This is Adopt A Senior Pet Month….
Any month is a good one to adopt a senior cat, to my mind.
All over the Lower Mainland (probably all over the world) we’re dealing with the aftermath of kitten season, and shelters – the RAPS City Shelter as well – are full of kittens. And as we all know, kittens are CUTE, and people respond to them easily. What cat-parent neophytes don’t always realise is that they have to get through the equivalent of the terrible teens to emerge with a cat who you can settle down and live with for the next 15-20 years.
When you adopt an older cat, you know what you’re getting, personality-wise; you’re past the destruction-just-for-fun stage that kittens rejoice in, and you can be pretty sure that if your cat “misbehaves”, it’s either for health reasons, or it’s because something in your life is stressing it. Most older cats have settled to the sleep-most-of-the-day pattern that is so common to cats, and are happy to sit quietly with you – though play-time is welcome (and necessary, to keep your indoor cat active).
What constitutes “senior”? A cat of 7-10 years is considered “mature” – the equivalent of someone in their 50’s, perhaps. Seniors are those over 10, and a cat of 15+ can be considered a Super-Senior. And like humans, some senior cats are active and engaged into their golden years, while other are getting frail and need more tending.
At the Cat Sanctuary we have several categories of senior cats, some of which are adoptable, while others will continue to do better in our care.
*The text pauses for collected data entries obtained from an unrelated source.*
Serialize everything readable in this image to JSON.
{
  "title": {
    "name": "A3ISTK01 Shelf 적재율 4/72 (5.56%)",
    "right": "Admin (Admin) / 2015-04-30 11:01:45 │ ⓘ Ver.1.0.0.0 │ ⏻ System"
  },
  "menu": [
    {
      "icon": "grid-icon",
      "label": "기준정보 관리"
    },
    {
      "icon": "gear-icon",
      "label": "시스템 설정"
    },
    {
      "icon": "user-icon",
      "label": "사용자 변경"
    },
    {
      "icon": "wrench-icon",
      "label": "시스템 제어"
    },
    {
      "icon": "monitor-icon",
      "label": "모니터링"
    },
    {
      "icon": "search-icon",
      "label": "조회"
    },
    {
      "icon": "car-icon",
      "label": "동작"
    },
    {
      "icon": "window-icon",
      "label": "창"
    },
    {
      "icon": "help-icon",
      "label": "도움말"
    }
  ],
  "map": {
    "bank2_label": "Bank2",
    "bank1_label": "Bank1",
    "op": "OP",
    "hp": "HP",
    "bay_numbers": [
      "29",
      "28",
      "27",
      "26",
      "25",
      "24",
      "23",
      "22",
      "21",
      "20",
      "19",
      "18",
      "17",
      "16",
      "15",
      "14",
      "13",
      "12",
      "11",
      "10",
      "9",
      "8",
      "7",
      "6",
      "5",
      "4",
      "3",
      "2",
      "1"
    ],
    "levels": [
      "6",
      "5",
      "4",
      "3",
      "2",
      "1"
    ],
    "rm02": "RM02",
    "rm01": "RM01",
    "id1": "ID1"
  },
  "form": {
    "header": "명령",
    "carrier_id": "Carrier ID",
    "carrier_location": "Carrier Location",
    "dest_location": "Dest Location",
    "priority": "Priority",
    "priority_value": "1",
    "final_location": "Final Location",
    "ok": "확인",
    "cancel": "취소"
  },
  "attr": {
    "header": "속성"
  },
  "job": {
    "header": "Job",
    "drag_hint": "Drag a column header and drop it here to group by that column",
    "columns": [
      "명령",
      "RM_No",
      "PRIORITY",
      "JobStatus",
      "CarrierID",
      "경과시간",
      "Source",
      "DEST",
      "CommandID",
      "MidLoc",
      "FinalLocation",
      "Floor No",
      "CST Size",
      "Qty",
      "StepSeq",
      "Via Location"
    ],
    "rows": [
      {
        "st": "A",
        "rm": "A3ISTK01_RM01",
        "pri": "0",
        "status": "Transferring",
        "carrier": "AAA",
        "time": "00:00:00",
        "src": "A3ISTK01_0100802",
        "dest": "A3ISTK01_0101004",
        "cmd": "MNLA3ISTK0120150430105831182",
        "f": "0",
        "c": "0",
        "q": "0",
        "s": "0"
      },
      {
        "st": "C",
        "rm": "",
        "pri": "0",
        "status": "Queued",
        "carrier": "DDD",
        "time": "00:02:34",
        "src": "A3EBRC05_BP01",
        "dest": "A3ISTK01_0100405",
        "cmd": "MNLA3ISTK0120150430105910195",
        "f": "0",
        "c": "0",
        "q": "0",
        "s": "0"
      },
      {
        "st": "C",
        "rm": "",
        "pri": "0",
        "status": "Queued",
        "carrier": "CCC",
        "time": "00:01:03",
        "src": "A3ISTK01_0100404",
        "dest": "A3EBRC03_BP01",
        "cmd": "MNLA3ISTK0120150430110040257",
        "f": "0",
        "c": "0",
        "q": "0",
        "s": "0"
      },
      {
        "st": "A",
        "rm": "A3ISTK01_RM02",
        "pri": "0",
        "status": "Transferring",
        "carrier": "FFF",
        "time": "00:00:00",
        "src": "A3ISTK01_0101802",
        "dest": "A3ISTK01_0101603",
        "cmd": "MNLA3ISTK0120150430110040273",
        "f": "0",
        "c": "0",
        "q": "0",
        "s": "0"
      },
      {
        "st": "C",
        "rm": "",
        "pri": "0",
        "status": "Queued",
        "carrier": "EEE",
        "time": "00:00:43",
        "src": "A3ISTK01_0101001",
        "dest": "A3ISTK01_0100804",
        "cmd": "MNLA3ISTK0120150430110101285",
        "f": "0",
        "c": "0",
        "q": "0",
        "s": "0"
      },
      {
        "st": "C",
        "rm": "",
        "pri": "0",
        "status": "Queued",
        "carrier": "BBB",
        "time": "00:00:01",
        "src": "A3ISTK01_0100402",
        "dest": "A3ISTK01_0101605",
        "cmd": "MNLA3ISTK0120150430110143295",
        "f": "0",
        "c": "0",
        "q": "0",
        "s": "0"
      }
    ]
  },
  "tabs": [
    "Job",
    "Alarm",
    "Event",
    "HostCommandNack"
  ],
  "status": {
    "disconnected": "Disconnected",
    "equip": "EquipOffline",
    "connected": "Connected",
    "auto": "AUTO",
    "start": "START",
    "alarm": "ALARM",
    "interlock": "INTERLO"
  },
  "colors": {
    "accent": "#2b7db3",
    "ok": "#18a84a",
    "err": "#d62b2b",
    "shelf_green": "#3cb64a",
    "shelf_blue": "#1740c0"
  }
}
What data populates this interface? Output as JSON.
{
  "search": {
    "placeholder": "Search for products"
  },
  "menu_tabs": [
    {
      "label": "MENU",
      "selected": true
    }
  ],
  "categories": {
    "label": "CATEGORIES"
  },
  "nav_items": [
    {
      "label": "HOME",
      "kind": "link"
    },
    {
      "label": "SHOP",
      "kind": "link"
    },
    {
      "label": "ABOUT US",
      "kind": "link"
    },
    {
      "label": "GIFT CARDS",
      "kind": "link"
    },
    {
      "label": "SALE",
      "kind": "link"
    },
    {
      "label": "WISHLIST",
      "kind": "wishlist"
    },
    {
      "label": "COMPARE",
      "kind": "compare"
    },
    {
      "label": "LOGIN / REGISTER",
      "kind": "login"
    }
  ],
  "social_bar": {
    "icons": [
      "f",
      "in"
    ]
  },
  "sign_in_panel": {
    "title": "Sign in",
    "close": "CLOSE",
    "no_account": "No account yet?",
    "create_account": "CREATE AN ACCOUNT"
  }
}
A lot of our seniors have grown old with us; they are cats who came in as young ferals, who have gradually acclimated to human care and attention, and are now friendly – but also regard the Sanctuary as their home. They are not cats that we would adopt out unless they made the decision to bond with someone, and even then, a transition to a new home can be stressful.
The cats who have come to us as owner-surrenders are often with us because they’re poop-ers, pee-ers or biters! But we also have cats come in because their owner is no longer alive, or has gone into a care-home – and the transition can be very hard on a cat. Sweet Krissy took a whole year to emerge from hiding, and is only in the last year becoming really sociable with people in general.
Tikki is still grieving the loss of his home, and the owner who loved him and had to go into care; Tikki is now starting to respond to staff and volunteer approaches, though he does not like other cats coming into his space. It’s good to see him finally venturing out of his “safe” place, and enjoying cuddles with the people he likes.
Baby is an elegant lady in the Moore House, who came to us very angry at the disruption of her life, but who has now settled down to be admired and petted. She is a little arthritic, but there is medication for that, and she is feeling much better about life.
Also in the Moore House are Rufus and Wink; each came in as one of a bonded pair, and then had their partner pass. Wink is still a little wary around people; Rufus loves attention and he loves to eat!
Two other cats in the DoubleWide are senior adoption prospects – both tuxedos. Tootsie had actually been adopted and was returned because she showed a persistent skin infection which is now well under control; she’s a very sweet girl who loves attention and responds well to petting. And Survivor – now known as “Sir”, has a sad back-story; his owner died, and nobody in the family was a cat-person. Sir was left in the apartment, with someone coming in to feed him every few days. Unfortunately, the feeder was also not a cat-person, and just tossed food at him and left. As funeral time approached, the family decided to euthanize the cat and put him in with his owner. Luckily one of our contacts was able to say, “Sign him over to us; we’ll care for him”, and Sir came to us.. The poor boy was pretty shut down for a while, but time in an open cage with the undemanding company of Tugboat and Oliver, and he’s now exploring and responding to human contact. Sir would love to find someone to be his person again.
In taking on a senior cat, of course, you take on potential heartache; anytime we adopt a pet, we know that heartache will come because they live shorter lives than we do, but with seniors it also comes sooner. But balance that against the love they give, and what we can give to them in their final years, and it feels to me like a great bargain.